If you look enough you could find it. It’s like finding fresh okra and different things. It’s like making sure you keep with the tradition of—keeping—when you’re cooking your gumbo or you’re cooking your seafood, that you’re using Louisiana products. Like we use Louisiana shrimp you know. We don’t short-change that. Or we use Louisiana oysters and you know—and our own homemade hot sausage, and our own Chisesi ham and things like that. All—all of that is very important, and when you leave and try to go someplace else, that’s why it’s so hard to cook, you know. I mean you can't even find pickle meat in Atlanta. You can't find pickle meat. You can't have red beans or white beans without—or greens—without pickle meat, you know.
So you mentioned you make your own hot sausage. Does that go in the gumbo?
That goes in the gumbo. This is a recipe that Janet and I—my wife and I—created maybe 25 years ago when we had a problem getting a hot sausage that we liked
with consistency. So in—in our kitchen we created our own hot sausage recipe, just with ground meat and ground pork and different seasonings and onions and garlic and all that good stuff, and we created our own hot sausage, and we’ve been rolling with it ever since. And it definitely is something that goes in the gumbo. In fact, people comment on it all the time: Where did you get that hot sausage from? I said, Well we made it, you know.

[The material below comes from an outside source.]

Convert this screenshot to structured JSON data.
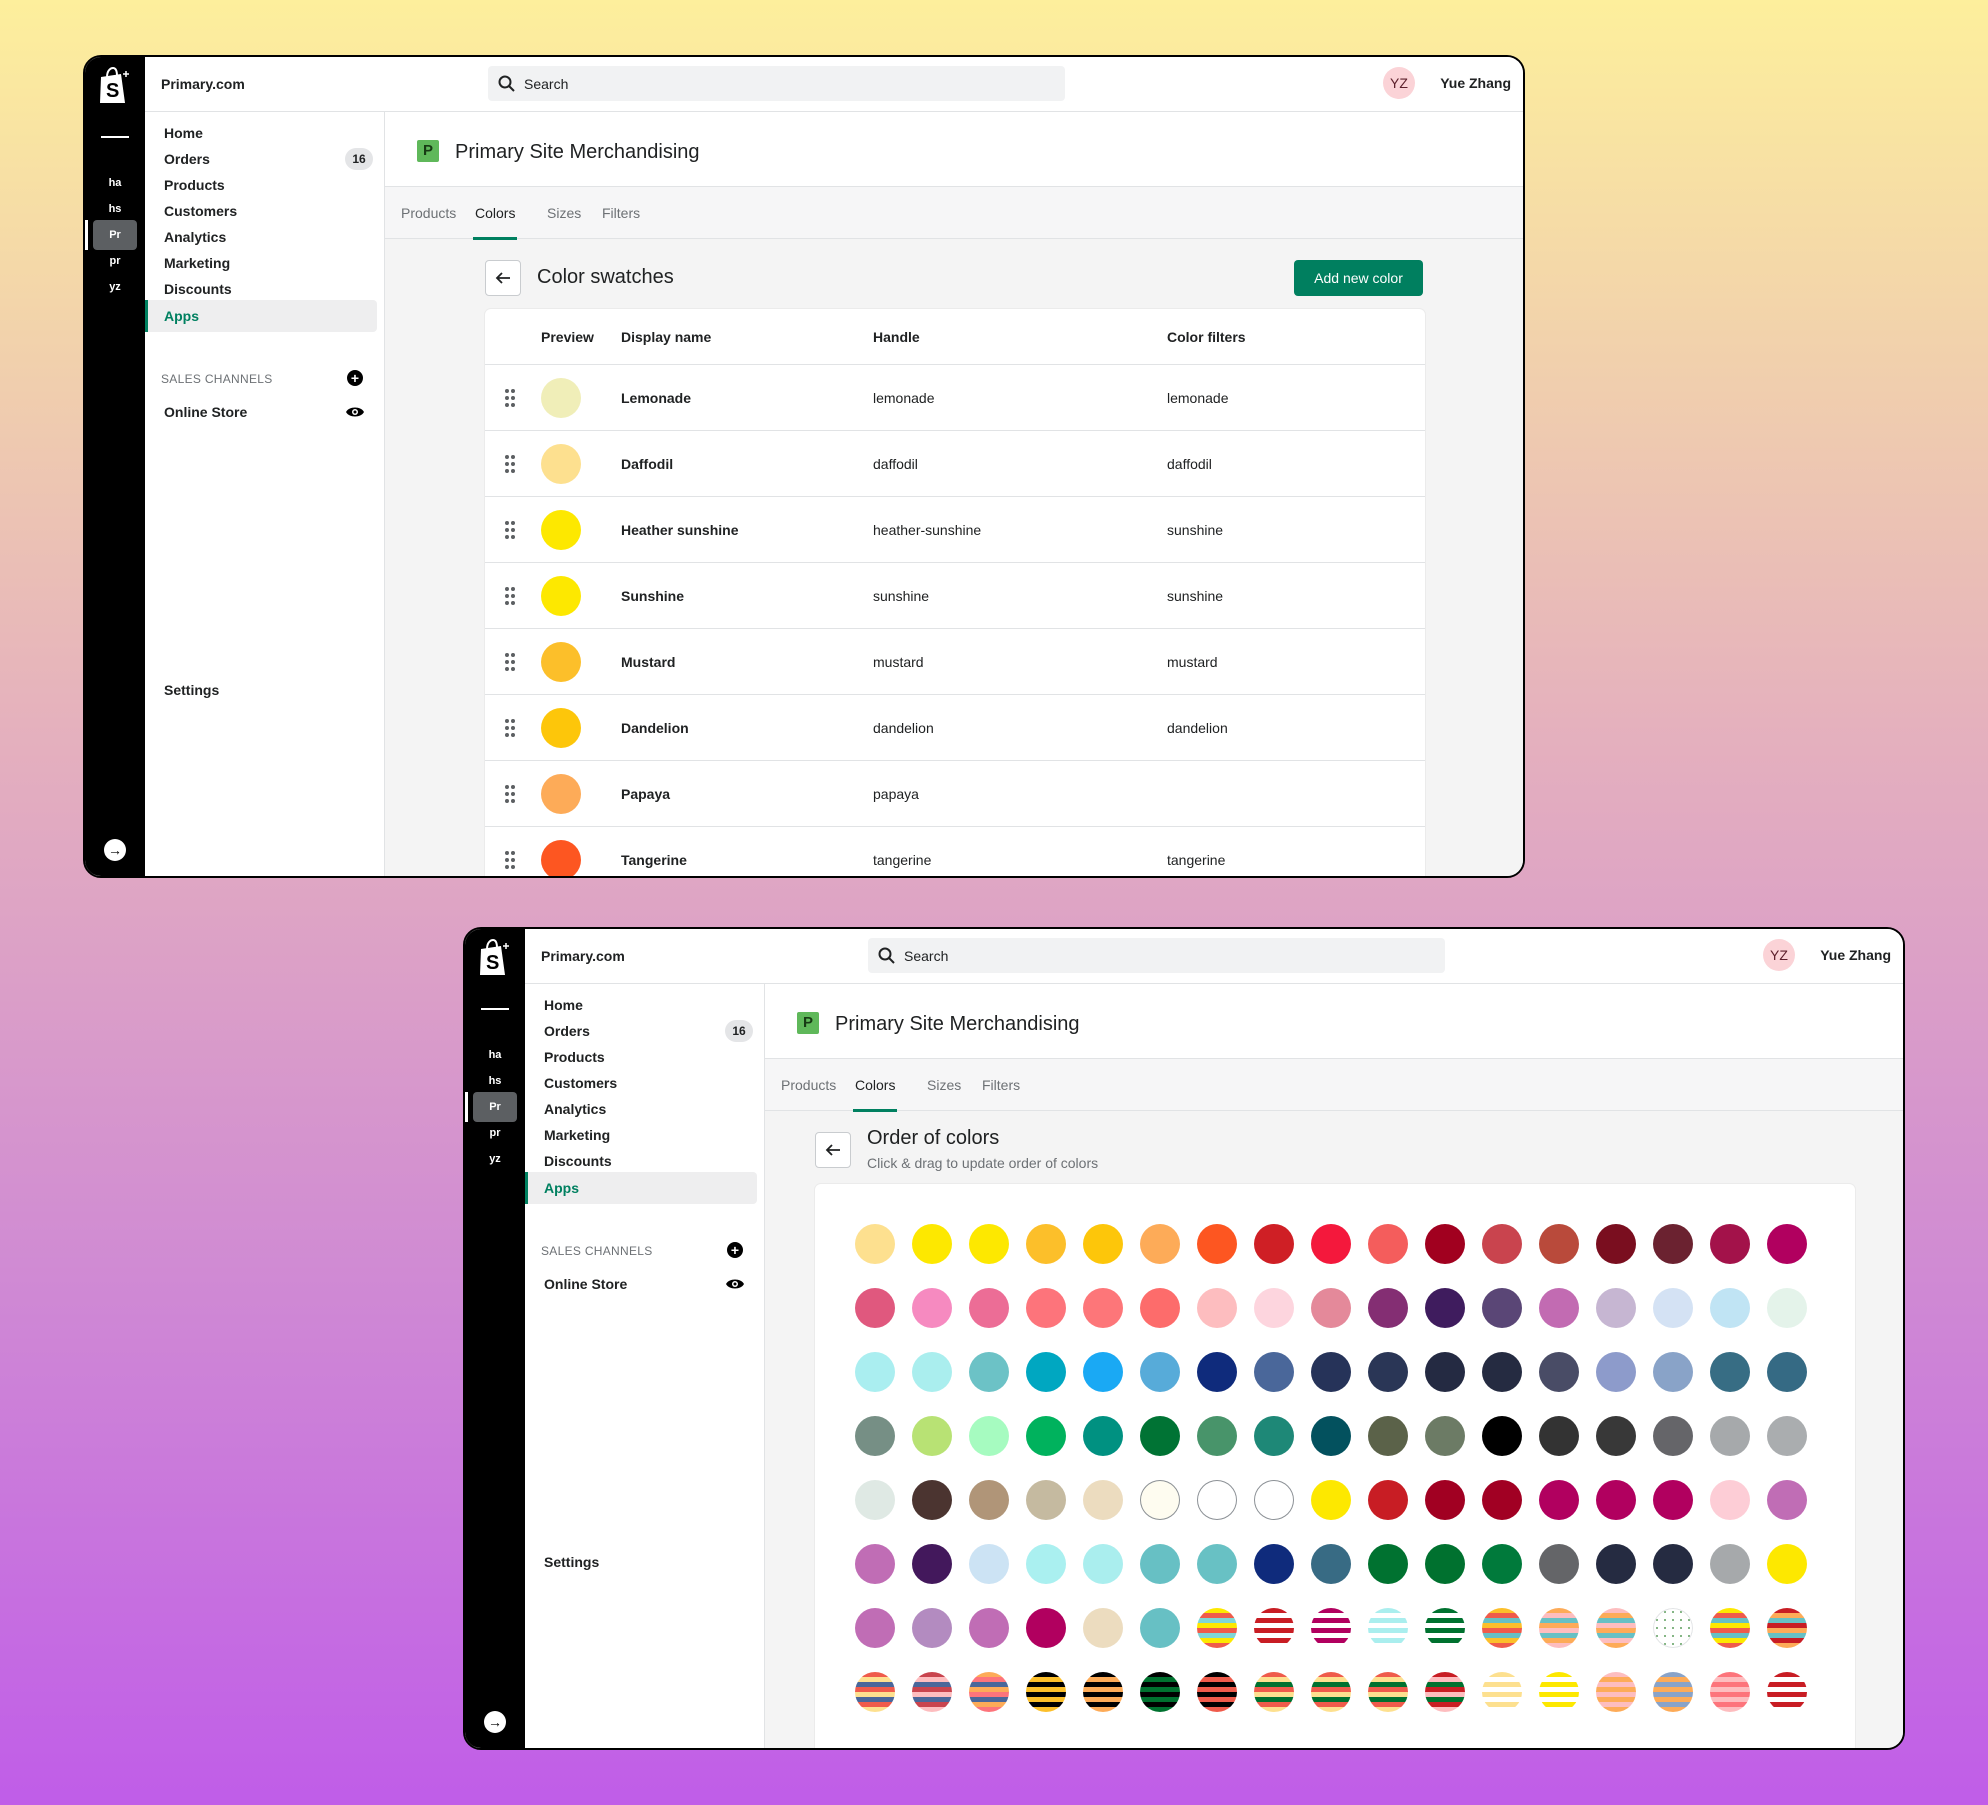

Can you tell me if you—is there a difference in your mind between the definition of Creole food and soul food?
Oh there’s definitely a difference between Creole food and soul food, without a doubt. Creole food is soul food. It’s the soul food of New Orleans. But to—there’s a total difference between Creole cooking and soul food. Down home soul food cooking we don’t do. We don’t do chitterlings, okay. We don’t do ox-tails. We don’t do pig-tails, and we won't do those things. Those things are soul, down home Soul food, you know. We—all the things we do are New Orleans Creole things. Like stuffed peppers, jambalaya, crawfish bisque, crawfish pies. So there’s a distinct difference between what we do and what is strictly soul food.
So maybe there’s a difference between New Orleans soul food then and just Southern soul food. Is that right?
That’s exactly what I’m saying. New Orleans soul food is Creole food. I call our cooking Creole soul, because it’s the soul food of New Orleans. Technically it’s Creole food—it’s Creole food. It’s not soul food technically. And it’s totally and completely different from regular soul food, as I just explained. I mean if you go into some markets that are in a suppressed neighborhood, you know what I’m saying, and they’re selling to poor folks and you go into that market, you may have a 15-foot display of all of those things that are high cholesterol: pig-tail, pig-feet, everything on the pig, you understand, tripe and all that stuff. That—that’s not Creole food. We don’t—I’ve never eaten any of that. I’ve never—never even eaten any of that stuff. Never will.